There is nothing I’m waiting for that’s worth MISSING the beauty and promise of God’s presence today.
And maybe that’s why God must remind us to ask for our “daily bread”. We come to Him for this minute when we have cranky kids and no more peanut butter; the grace we need for this moment of anxiety or depression that won’t lift; the perspective and joy we need for this day when the car or washing machine or lawn mower is broken.
Tomorrow will worry about itself, He says. Whatever God’s doing in our lives He will be faithful to complete it, so we can let it go. We don’t live in tomorrow or yesterday- we live in today and that’s precisely where an unchanging God plans to meet us with arms big enough to carry this moment.
This was very insightful…a real encouragement. thanks.
Thanks, Dad! I love and miss you more than you know!

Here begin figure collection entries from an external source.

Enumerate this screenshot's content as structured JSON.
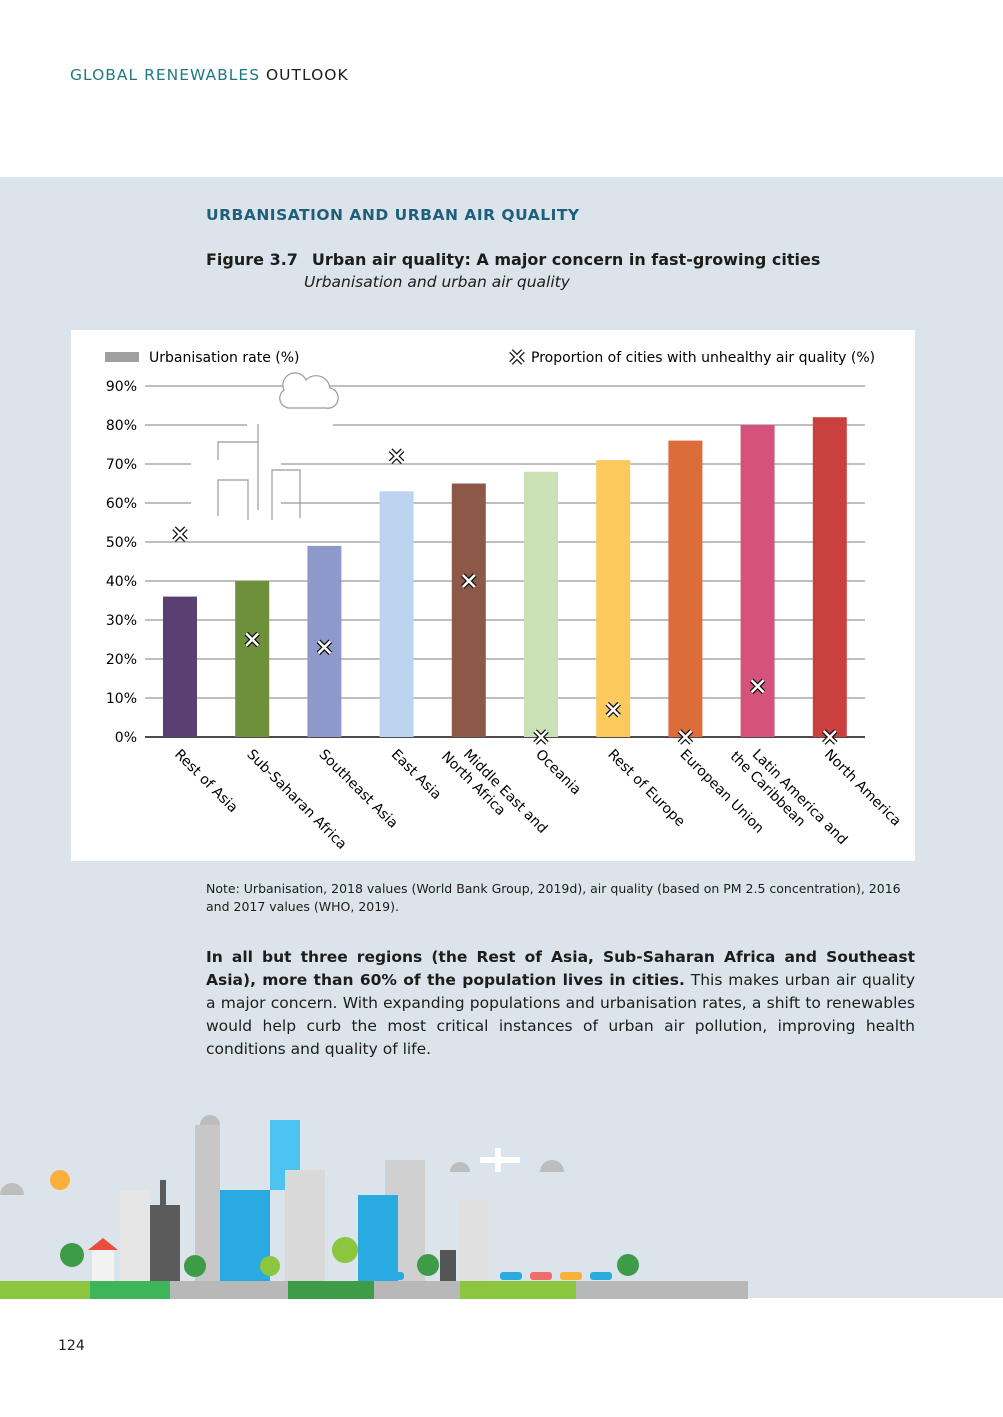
{
  "header": {
    "part1": "GLOBAL RENEWABLES",
    "part2": "OUTLOOK"
  },
  "section_title": "URBANISATION AND URBAN AIR QUALITY",
  "figure": {
    "number": "Figure 3.7",
    "title": "Urban air quality: A major concern in fast-growing cities",
    "subtitle": "Urbanisation and urban air quality"
  },
  "chart_data": {
    "type": "bar",
    "categories": [
      "Rest of Asia",
      "Sub-Saharan Africa",
      "Southeast Asia",
      "East Asia",
      "Middle East and North Africa",
      "Oceania",
      "Rest of Europe",
      "European Union",
      "Latin America and the Caribbean",
      "North America"
    ],
    "category_label_lines": [
      [
        "Rest of Asia"
      ],
      [
        "Sub-Saharan Africa"
      ],
      [
        "Southeast Asia"
      ],
      [
        "East Asia"
      ],
      [
        "Middle East and",
        "North Africa"
      ],
      [
        "Oceania"
      ],
      [
        "Rest of Europe"
      ],
      [
        "European Union"
      ],
      [
        "Latin America and",
        "the Caribbean"
      ],
      [
        "North America"
      ]
    ],
    "series": [
      {
        "name": "Urbanisation rate (%)",
        "type": "bar",
        "values": [
          36,
          40,
          49,
          63,
          65,
          68,
          71,
          76,
          80,
          82
        ]
      },
      {
        "name": "Proportion of cities with unhealthy air quality (%)",
        "type": "scatter",
        "marker": "cross",
        "values": [
          52,
          25,
          23,
          72,
          40,
          0,
          7,
          0,
          13,
          0
        ]
      }
    ],
    "bar_colors": [
      "#5a3f73",
      "#6e8f3b",
      "#8f98cb",
      "#bdd4f0",
      "#8e5848",
      "#cae0b5",
      "#fbc95c",
      "#dd6c3b",
      "#d4527b",
      "#c9403f"
    ],
    "legend_swatch_color": "#a0a0a0",
    "ylim": [
      0,
      90
    ],
    "yticks": [
      "0%",
      "10%",
      "20%",
      "30%",
      "40%",
      "50%",
      "60%",
      "70%",
      "80%",
      "90%"
    ],
    "grid": true,
    "legend_placement": "top"
  },
  "note": "Note: Urbanisation, 2018 values (World Bank Group, 2019d), air quality (based on PM 2.5 concentration), 2016 and 2017 values (WHO, 2019).",
  "body": {
    "bold": "In all but three regions (the Rest of Asia, Sub-Saharan Africa and Southeast Asia), more than 60% of the population lives in cities.",
    "rest": " This makes urban air quality a major concern. With expanding populations and urbanisation rates, a shift to renewables would help curb the most critical instances of urban air pollution, improving health conditions and quality of life."
  },
  "page_number": "124"
}
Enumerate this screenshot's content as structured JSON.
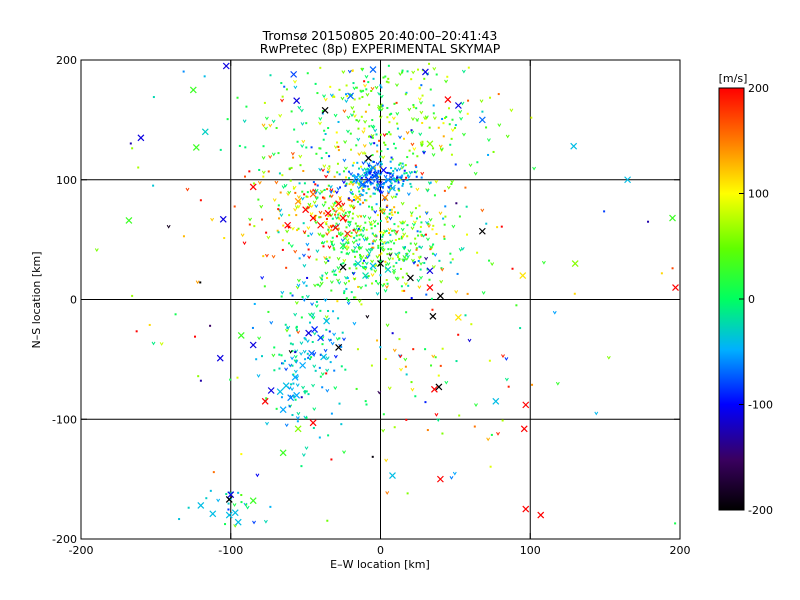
{
  "chart_data": {
    "type": "scatter",
    "title": "Tromsø 20150805 20:40:00–20:41:43",
    "subtitle": "RwPretec (8p) EXPERIMENTAL SKYMAP",
    "xlabel": "E–W location [km]",
    "ylabel": "N–S location [km]",
    "xlim": [
      -200,
      200
    ],
    "ylim": [
      -200,
      200
    ],
    "x_ticks": [
      -200,
      -100,
      0,
      100,
      200
    ],
    "y_ticks": [
      -200,
      -100,
      0,
      100,
      200
    ],
    "grid_lines_x": [
      -100,
      0,
      100
    ],
    "grid_lines_y": [
      -100,
      0,
      100
    ],
    "grid": true,
    "colorbar": {
      "label": "[m/s]",
      "range": [
        -200,
        200
      ],
      "ticks": [
        200,
        100,
        0,
        -100,
        -200
      ]
    },
    "points_large": [
      {
        "x": -160,
        "y": 135,
        "v": -110
      },
      {
        "x": -125,
        "y": 175,
        "v": 30
      },
      {
        "x": -123,
        "y": 127,
        "v": 30
      },
      {
        "x": -117,
        "y": 140,
        "v": -30
      },
      {
        "x": -105,
        "y": 67,
        "v": -110
      },
      {
        "x": -168,
        "y": 66,
        "v": 30
      },
      {
        "x": -103,
        "y": 195,
        "v": -110
      },
      {
        "x": -58,
        "y": 188,
        "v": -80
      },
      {
        "x": -56,
        "y": 166,
        "v": -110
      },
      {
        "x": -37,
        "y": 158,
        "v": -200
      },
      {
        "x": -20,
        "y": 170,
        "v": -70
      },
      {
        "x": -5,
        "y": 192,
        "v": -70
      },
      {
        "x": 30,
        "y": 190,
        "v": -110
      },
      {
        "x": 45,
        "y": 167,
        "v": 200
      },
      {
        "x": 52,
        "y": 162,
        "v": -110
      },
      {
        "x": 68,
        "y": 150,
        "v": -70
      },
      {
        "x": 33,
        "y": 130,
        "v": 60
      },
      {
        "x": 129,
        "y": 128,
        "v": -40
      },
      {
        "x": -85,
        "y": 94,
        "v": 200
      },
      {
        "x": -50,
        "y": 75,
        "v": 200
      },
      {
        "x": -45,
        "y": 68,
        "v": 200
      },
      {
        "x": -40,
        "y": 62,
        "v": 200
      },
      {
        "x": -35,
        "y": 72,
        "v": 200
      },
      {
        "x": -28,
        "y": 80,
        "v": 200
      },
      {
        "x": -30,
        "y": 60,
        "v": 200
      },
      {
        "x": -25,
        "y": 68,
        "v": 200
      },
      {
        "x": -22,
        "y": 55,
        "v": 180
      },
      {
        "x": -55,
        "y": 82,
        "v": 140
      },
      {
        "x": -62,
        "y": 62,
        "v": 200
      },
      {
        "x": -45,
        "y": 88,
        "v": 160
      },
      {
        "x": -15,
        "y": 85,
        "v": 120
      },
      {
        "x": -8,
        "y": 100,
        "v": -90
      },
      {
        "x": -3,
        "y": 104,
        "v": -80
      },
      {
        "x": 0,
        "y": 95,
        "v": -75
      },
      {
        "x": -12,
        "y": 96,
        "v": -70
      },
      {
        "x": 5,
        "y": 100,
        "v": -60
      },
      {
        "x": -5,
        "y": 110,
        "v": -60
      },
      {
        "x": 2,
        "y": 108,
        "v": -100
      },
      {
        "x": -16,
        "y": 102,
        "v": -50
      },
      {
        "x": 8,
        "y": 93,
        "v": -40
      },
      {
        "x": -8,
        "y": 118,
        "v": -200
      },
      {
        "x": 3,
        "y": 85,
        "v": 150
      },
      {
        "x": -25,
        "y": 45,
        "v": 10
      },
      {
        "x": -15,
        "y": 30,
        "v": -30
      },
      {
        "x": -5,
        "y": 28,
        "v": -40
      },
      {
        "x": 5,
        "y": 25,
        "v": -30
      },
      {
        "x": -10,
        "y": 20,
        "v": -20
      },
      {
        "x": 0,
        "y": 30,
        "v": -200
      },
      {
        "x": -25,
        "y": 27,
        "v": -200
      },
      {
        "x": 20,
        "y": 18,
        "v": -200
      },
      {
        "x": 33,
        "y": 24,
        "v": -110
      },
      {
        "x": 40,
        "y": 3,
        "v": -200
      },
      {
        "x": 35,
        "y": -14,
        "v": -200
      },
      {
        "x": 68,
        "y": 57,
        "v": -200
      },
      {
        "x": 95,
        "y": 20,
        "v": 110
      },
      {
        "x": 130,
        "y": 30,
        "v": 60
      },
      {
        "x": 195,
        "y": 68,
        "v": 30
      },
      {
        "x": 197,
        "y": 10,
        "v": 200
      },
      {
        "x": 165,
        "y": 100,
        "v": -40
      },
      {
        "x": 33,
        "y": 10,
        "v": 200
      },
      {
        "x": 52,
        "y": -15,
        "v": 110
      },
      {
        "x": -48,
        "y": -28,
        "v": -110
      },
      {
        "x": -44,
        "y": -25,
        "v": -90
      },
      {
        "x": -40,
        "y": -32,
        "v": -80
      },
      {
        "x": -46,
        "y": -45,
        "v": -70
      },
      {
        "x": -52,
        "y": -55,
        "v": -50
      },
      {
        "x": -57,
        "y": -65,
        "v": -50
      },
      {
        "x": -63,
        "y": -72,
        "v": -40
      },
      {
        "x": -56,
        "y": -80,
        "v": -50
      },
      {
        "x": -60,
        "y": -82,
        "v": -60
      },
      {
        "x": -67,
        "y": -77,
        "v": -40
      },
      {
        "x": -73,
        "y": -76,
        "v": -110
      },
      {
        "x": -77,
        "y": -85,
        "v": 200
      },
      {
        "x": -65,
        "y": -92,
        "v": -50
      },
      {
        "x": -36,
        "y": -18,
        "v": -40
      },
      {
        "x": -38,
        "y": -48,
        "v": -40
      },
      {
        "x": -28,
        "y": -40,
        "v": -200
      },
      {
        "x": -85,
        "y": -38,
        "v": -110
      },
      {
        "x": -93,
        "y": -30,
        "v": 30
      },
      {
        "x": -107,
        "y": -49,
        "v": -110
      },
      {
        "x": -45,
        "y": -103,
        "v": 200
      },
      {
        "x": -55,
        "y": -108,
        "v": 60
      },
      {
        "x": -65,
        "y": -128,
        "v": 30
      },
      {
        "x": 36,
        "y": -75,
        "v": 200
      },
      {
        "x": 39,
        "y": -73,
        "v": -200
      },
      {
        "x": 77,
        "y": -85,
        "v": -40
      },
      {
        "x": 97,
        "y": -88,
        "v": 200
      },
      {
        "x": 96,
        "y": -108,
        "v": 200
      },
      {
        "x": 8,
        "y": -147,
        "v": -40
      },
      {
        "x": 40,
        "y": -150,
        "v": 200
      },
      {
        "x": 97,
        "y": -175,
        "v": 200
      },
      {
        "x": 107,
        "y": -180,
        "v": 200
      },
      {
        "x": -85,
        "y": -168,
        "v": 30
      },
      {
        "x": -100,
        "y": -163,
        "v": -110
      },
      {
        "x": -101,
        "y": -167,
        "v": -200
      },
      {
        "x": -120,
        "y": -172,
        "v": -40
      },
      {
        "x": -97,
        "y": -178,
        "v": -40
      },
      {
        "x": -101,
        "y": -180,
        "v": -40
      },
      {
        "x": -112,
        "y": -179,
        "v": -40
      },
      {
        "x": -95,
        "y": -186,
        "v": -40
      }
    ]
  }
}
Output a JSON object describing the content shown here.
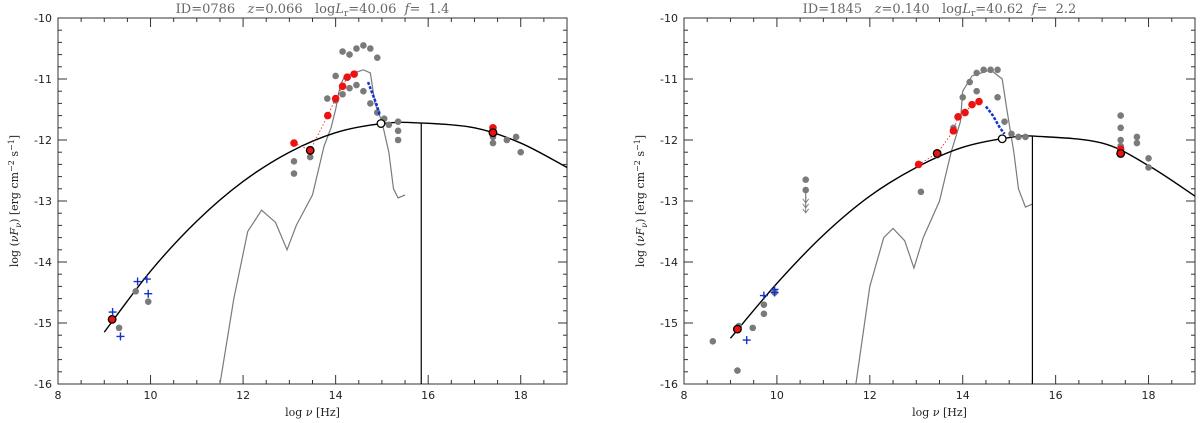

Carrye… appreciated your thoughts today – encouraging and faithful to what God wants us to do daily. Thanks for sharing this very timely reminder.
Thanks for sharing, and I’m grateful to God that it made an impact. I always feel strongest writing about the things God is currently teaching me about, so it’s as much a reminder for myself as anyone else. Wishing you a wonderful week 🙂
Great word Carrye! Thanks for the reminder.
I appreciate your encouragement, Bruce! God seems to speak best through me when I’m in process.
Such a great lesson, the 2nd I’ve read today regarding the wait… the first being the walls of Jericho didn’t crumble a little at a time, they had to walk around it 7 times in silence. So not stopping to discuss, or check on the progress, not even to chit chat while they circled… just walking in silence… still before God, yet still moving before His power broke through.
Too many times, we think resting in Him, or waiting on Him means we aren’t doing anything or enough, we want to see something happening.
Your in motion Carrye, and as you said you are living and moving in Jesus. ?
I love that, Sheryl! I very much agree and relate- the being still before God is not easy- it feels “unproductive” (as though I could produce anything positive without being still before Him and letting Him move). Thanks for sharing the lesson of Jericho with me, and for being such an encouraging friend over the years. I’d really love to get together sometime soon!